17    The applicant was interviewed by Dr Hugh Jolly, forensic psychiatrist, on 7 June 2000. Dr Jolly noted that the applicant presented pleasantly and that he related warmly and co-operatively although he complained of poor memory. He was described as being a bit bemused and inarticulate during the course of his interview with the doctor. In the 1998 pre-sentence report there was a passing reference to the applicant’s report that he had earlier been assaulted while in gaol. In the course of the interview conducted by Dr Jolly, the applicant gave an account of a sexual assault committed upon him by three fellow prisoners when he was in custody in 1981. He would then have been around eighteen years of age. There is no need to recount such details of the assault as the applicant provided to Dr Jolly. It is sufficient to note that if it occurred as the applicant said (and Dr Jolly was disposed to believe him) it was a very ugly incident. In Dr Jolly’s opinion the applicant suffered chronic post traumatic stress disorder as the result of this assault. That condition had, in turn, played a substantial part in fuelling the applicant’s alcohol consumption and depression. Dr Jolly characterised the latter as a major co-morbid depression.

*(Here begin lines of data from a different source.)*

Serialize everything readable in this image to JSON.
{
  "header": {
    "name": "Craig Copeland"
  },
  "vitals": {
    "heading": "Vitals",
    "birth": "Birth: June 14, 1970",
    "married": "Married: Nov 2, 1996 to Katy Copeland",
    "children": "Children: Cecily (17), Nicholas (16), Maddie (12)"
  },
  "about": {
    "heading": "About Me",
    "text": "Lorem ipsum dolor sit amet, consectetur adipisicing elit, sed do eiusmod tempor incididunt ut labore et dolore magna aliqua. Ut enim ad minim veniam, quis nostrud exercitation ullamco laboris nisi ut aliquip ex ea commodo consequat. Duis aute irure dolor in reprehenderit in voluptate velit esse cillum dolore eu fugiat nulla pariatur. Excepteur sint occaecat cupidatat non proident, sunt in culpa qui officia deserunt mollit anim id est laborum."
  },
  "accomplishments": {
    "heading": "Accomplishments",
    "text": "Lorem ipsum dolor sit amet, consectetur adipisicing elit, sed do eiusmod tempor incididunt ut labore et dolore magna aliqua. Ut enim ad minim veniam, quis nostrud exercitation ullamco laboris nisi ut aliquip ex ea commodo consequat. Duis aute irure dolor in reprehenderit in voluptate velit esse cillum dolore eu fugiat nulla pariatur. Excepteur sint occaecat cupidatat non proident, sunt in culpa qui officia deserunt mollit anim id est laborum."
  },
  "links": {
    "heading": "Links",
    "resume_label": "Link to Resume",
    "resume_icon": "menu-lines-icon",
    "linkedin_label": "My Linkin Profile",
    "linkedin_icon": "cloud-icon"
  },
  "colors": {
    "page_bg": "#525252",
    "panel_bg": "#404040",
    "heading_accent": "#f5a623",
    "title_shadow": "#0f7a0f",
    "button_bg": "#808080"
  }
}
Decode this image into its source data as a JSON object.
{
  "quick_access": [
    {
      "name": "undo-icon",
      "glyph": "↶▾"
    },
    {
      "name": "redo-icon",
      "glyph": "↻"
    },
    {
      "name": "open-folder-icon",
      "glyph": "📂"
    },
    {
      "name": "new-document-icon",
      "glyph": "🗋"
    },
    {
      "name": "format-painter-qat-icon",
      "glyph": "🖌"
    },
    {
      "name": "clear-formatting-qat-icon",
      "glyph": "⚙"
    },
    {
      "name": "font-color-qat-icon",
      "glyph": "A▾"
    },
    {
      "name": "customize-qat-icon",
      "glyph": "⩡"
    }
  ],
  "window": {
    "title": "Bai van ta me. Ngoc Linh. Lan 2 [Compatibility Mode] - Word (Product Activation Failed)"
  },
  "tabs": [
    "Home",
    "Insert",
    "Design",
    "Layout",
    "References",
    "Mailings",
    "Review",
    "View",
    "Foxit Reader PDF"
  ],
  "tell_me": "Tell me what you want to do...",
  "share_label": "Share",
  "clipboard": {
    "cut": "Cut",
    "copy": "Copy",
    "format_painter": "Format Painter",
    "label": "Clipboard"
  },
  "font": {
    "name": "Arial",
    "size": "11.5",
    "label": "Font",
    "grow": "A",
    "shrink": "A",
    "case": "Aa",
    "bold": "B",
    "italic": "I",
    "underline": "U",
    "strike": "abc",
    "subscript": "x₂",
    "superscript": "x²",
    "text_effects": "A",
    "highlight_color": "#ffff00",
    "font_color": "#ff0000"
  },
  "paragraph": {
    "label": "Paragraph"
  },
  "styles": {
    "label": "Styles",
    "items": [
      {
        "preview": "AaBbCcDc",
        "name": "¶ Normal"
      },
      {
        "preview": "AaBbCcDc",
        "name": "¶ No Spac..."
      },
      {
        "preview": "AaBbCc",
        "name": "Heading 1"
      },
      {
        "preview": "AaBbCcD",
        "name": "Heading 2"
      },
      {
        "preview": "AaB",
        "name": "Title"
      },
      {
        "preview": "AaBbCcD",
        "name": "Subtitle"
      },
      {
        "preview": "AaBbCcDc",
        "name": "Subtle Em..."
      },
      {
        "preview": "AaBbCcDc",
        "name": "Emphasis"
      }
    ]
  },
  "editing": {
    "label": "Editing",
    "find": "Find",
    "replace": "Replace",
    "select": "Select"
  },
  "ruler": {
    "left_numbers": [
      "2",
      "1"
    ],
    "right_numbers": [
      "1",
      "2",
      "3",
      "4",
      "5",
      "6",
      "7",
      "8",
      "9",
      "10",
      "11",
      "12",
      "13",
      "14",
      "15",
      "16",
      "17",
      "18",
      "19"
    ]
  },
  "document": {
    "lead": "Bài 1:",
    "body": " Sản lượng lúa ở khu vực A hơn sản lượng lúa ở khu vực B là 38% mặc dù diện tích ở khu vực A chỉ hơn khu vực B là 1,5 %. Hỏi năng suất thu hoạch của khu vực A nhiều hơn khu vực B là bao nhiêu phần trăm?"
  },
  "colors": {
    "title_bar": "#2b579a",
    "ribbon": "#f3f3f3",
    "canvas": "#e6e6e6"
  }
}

18 In the light of the additional evidence led on the hearing of this application we were of the view that the applicant had made good his submission that special circumstances within the meaning of s 44(2) of the Crimes (Sentencing Procedure) Act 1999 had been made out. Principally the special circumstances derive from the applicant’s psychiatric condition for which he will require ongoing treatment. However we also considered that there was merit to Mr Stratton’s submission that the experience of incarceration will sit more harshly upon this applicant in the light of the assault to which he was subject during the earlier period of incarceration.

19    For these reasons we were of the opinion that leave to appeal should be granted and the appeal be allowed.